Mai come in questo momento avremmo bisogno di una nuova struttura ospedaliera per accogliere pazienti e poterli distanziare dalla consueta amministrazione quotidiana della vita ospedaliera.

Dopo l’annuncio della Regione sulla costruzione di un ospedale da campo sul territorio casertano  una levata di polemiche è nata dal popolo social che da tempo suggerisce di requisire le strutture dismesse sul territorio e ve ne sono, oppure quella che sembrava la cosa veramente più logica, terminare una volta per tutte e a tempo di record il Policlinico di Caserta pietra dello scandalo di questa provincia da troppi anni.

La CISL da sempre coinvolta in questa vicenda e in prima linea nel chiedere a gran voce la ripresa dei lavori, torna a suggerire quello che in realtà noi tutti cittadini della provincia pensiamo. Una riflessione del Segretario della UST CISL provinciale Giovanni Letizia ben spiega la posizione del sindacato:

Apprendiamo con piacere che importanti settori della società civile casertana, in questa straordinaria emergenza sanitaria, alzino la loro voce sull’importanza del Policlinico nel nostro territorio.

Il sindacato, e la CISL in particolare, non intendono certo avanzare diritti di primogenitura sulla segnalazione di questa necessità. Ma non si può sottacere che da oltre 20 anni il sindacato e la CISL si sono spesso trovati soli a sostenere questa battaglia, spesso nel silenzio della politica e delle istituzioni, comprese quelle firmatarie dell’Accordo di programma per la sua realizzazione.

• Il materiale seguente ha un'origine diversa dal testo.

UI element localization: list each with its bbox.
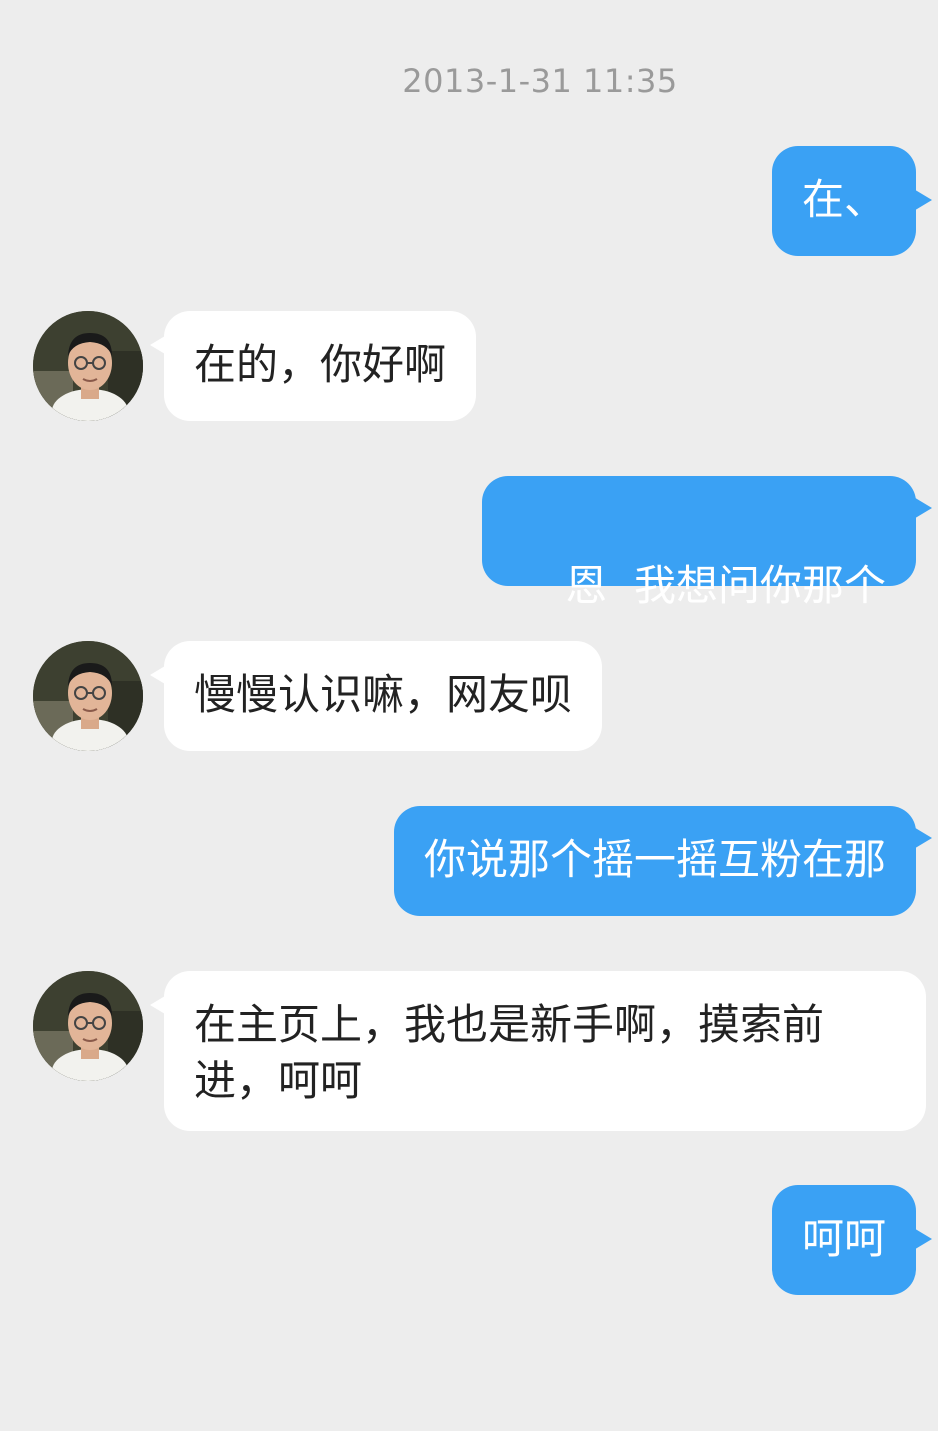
- incoming-message-bubble[interactable]: 慢慢认识嘛，网友呗: [164, 641, 603, 751]
- outgoing-message-bubble[interactable]: 你说那个摇一摇互粉在那: [393, 806, 916, 916]
- message-text: 在、: [801, 175, 886, 224]
- message-row-incoming: 慢慢认识嘛，网友呗: [0, 641, 938, 751]
- person-avatar-icon: [33, 311, 143, 421]
- message-row-incoming: 在主页上，我也是新手啊，摸索前进，呵呵: [0, 971, 938, 1131]
- message-row-incoming: 在的，你好啊: [0, 311, 938, 421]
- outgoing-message-bubble[interactable]: 在、: [771, 146, 916, 256]
- message-text: 呵呵: [801, 1214, 886, 1263]
- message-row-outgoing: 在、: [0, 146, 938, 256]
- message-text: 你说那个摇一摇互粉在那: [423, 835, 886, 884]
- message-row-outgoing: 恩 我想问你那个: [0, 476, 938, 610]
- outgoing-message-bubble[interactable]: 恩 我想问你那个: [481, 476, 916, 610]
- message-row-outgoing: 你说那个摇一摇互粉在那: [0, 806, 938, 916]
- chat-timestamp: 2013-1-31 11:35: [402, 62, 678, 100]
- contact-avatar[interactable]: [33, 641, 143, 751]
- outgoing-message-bubble[interactable]: 呵呵: [771, 1185, 916, 1295]
- incoming-message-bubble[interactable]: 在主页上，我也是新手啊，摸索前进，呵呵: [164, 971, 926, 1131]
- message-text: 在的，你好啊: [194, 340, 447, 389]
- message-text: 慢慢认识嘛，网友呗: [194, 670, 573, 719]
- person-avatar-icon: [33, 641, 143, 751]
- contact-avatar[interactable]: [33, 971, 143, 1081]
- person-avatar-icon: [33, 971, 143, 1081]
- message-row-outgoing: 呵呵: [0, 1185, 938, 1295]
- message-text: 恩 我想问你那个: [565, 561, 886, 610]
- incoming-message-bubble[interactable]: 在的，你好啊: [164, 311, 477, 421]
- contact-avatar[interactable]: [33, 311, 143, 421]
- message-text: 在主页上，我也是新手啊，摸索前进，呵呵: [194, 1000, 825, 1105]
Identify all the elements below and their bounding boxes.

Sono testimonianza di questo impegno non solo le nostre manifestazioni ma sopratutto l’infinita serie di incontri in Prefettura, in Regione, con l’Universita’ e in tutte le sedi per rivendicare la fine dei lavori e la realizzazione dell’opera.

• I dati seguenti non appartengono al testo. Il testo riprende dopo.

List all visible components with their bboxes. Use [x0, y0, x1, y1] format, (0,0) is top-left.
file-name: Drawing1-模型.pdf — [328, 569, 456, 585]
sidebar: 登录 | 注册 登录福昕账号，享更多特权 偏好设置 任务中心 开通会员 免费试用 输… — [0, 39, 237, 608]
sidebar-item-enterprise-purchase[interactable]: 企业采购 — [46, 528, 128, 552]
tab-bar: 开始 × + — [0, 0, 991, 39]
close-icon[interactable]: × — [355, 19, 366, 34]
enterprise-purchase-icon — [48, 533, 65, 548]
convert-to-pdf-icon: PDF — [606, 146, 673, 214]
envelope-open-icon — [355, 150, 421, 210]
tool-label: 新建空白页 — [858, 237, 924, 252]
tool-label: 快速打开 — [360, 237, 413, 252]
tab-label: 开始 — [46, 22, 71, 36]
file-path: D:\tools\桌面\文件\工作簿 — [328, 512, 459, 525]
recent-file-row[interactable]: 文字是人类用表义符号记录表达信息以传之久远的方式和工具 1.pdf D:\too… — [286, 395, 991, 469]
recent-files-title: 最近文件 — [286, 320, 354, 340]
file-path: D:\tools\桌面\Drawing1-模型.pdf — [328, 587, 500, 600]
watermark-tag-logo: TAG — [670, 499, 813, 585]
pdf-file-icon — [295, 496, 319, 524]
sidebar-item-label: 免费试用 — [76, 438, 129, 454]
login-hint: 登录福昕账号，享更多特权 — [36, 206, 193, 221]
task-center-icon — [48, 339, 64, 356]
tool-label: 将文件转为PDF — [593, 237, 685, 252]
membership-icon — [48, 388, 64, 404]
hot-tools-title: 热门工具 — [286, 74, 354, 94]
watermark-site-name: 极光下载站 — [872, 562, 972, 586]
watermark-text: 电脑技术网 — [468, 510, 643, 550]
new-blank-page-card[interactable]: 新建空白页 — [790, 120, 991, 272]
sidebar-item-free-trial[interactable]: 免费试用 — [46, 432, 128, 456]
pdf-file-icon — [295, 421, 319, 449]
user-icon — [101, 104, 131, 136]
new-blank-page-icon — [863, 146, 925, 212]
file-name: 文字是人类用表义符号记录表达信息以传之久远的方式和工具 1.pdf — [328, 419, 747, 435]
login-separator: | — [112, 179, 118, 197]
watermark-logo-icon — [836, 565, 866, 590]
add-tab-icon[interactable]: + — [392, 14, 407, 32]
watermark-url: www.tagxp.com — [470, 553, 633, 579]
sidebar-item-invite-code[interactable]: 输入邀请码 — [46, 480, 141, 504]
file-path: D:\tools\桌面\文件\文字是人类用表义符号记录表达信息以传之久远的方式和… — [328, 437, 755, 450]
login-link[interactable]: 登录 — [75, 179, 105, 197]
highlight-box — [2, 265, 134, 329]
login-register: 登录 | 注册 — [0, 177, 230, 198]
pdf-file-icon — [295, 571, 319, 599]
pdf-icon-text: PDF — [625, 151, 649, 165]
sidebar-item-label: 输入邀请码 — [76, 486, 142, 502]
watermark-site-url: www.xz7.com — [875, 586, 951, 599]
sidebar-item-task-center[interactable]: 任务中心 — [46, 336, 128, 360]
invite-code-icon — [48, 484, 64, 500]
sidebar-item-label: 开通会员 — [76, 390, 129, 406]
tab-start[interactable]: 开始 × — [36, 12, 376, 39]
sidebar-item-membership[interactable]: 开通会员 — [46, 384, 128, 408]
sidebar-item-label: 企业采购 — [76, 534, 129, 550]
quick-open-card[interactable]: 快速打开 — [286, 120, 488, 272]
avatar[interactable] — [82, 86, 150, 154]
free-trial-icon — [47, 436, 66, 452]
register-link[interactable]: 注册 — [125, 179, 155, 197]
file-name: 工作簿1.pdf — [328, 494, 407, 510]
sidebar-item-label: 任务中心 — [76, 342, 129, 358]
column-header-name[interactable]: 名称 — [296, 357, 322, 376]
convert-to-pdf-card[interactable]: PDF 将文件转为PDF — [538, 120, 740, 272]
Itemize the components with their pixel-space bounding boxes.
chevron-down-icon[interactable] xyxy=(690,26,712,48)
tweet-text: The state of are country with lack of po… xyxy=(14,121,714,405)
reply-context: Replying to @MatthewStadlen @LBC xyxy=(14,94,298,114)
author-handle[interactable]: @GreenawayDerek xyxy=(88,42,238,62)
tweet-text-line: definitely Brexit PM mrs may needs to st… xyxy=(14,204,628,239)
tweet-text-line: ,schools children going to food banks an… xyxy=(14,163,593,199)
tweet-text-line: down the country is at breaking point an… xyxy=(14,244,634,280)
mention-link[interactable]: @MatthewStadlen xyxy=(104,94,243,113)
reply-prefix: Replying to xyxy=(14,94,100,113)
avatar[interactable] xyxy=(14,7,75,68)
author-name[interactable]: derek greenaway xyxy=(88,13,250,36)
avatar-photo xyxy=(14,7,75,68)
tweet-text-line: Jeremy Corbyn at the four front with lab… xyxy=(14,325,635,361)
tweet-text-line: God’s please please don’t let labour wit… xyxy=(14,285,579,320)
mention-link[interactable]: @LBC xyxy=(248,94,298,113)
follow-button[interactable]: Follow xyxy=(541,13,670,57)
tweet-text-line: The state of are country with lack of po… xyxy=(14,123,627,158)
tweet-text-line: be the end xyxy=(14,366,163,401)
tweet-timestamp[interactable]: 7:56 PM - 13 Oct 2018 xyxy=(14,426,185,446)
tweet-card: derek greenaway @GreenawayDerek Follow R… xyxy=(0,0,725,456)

Oggi non c’è chi non veda quanto sarebbe stato certamente importante e di grande aiuto in questa emergenza se il territorio avesse potuto disporre di una struttura di alto rilievo e di competenze mediche e scientifiche, anche sul versante della ricerca, oltre che dei posti-letto, in una situazione drammatica come quella che stiamo attraversando.

Ci auguriamo che le voci che oggi nell’emergenza si affianchino alla nostra e possano arrivare con forza nei luoghi deputati alla decisione politica e accademica circa la necessità di fare presto e di realizzare finalmente un’opera indispensabile al diritto e alla salute dei cittadini.

Inoltre l’emergenza insegna che va ulteriormente potenziata la Sanità pubblica, troppo falcidiata da tagli secondo ottiche aziendalistiche che mal si conciliano con un servizio pubblico a tutela della salute dei cittadini.

In questo senso, pur senza voler sottovalutare il ruolo della Sanità privata, è importante sottolineare il ruolo di primazia di quella pubblica.

La quale va potenziata con strutture, ma anche con piani straordinari di assunzione e con la stabilizzazione dei lavoratori precari che da anni, e specie in questa emergenza, stanno dando, con abnegazione e spirito di servizio, il loro contributo di esperienze e conoscenze maturate negli anni per la salvaguardia della salute dei cittadini.

Il Coronavirus dimostra drammaticamente che l’ora dei rimpalli è finita. Occorre fare e fare presto”.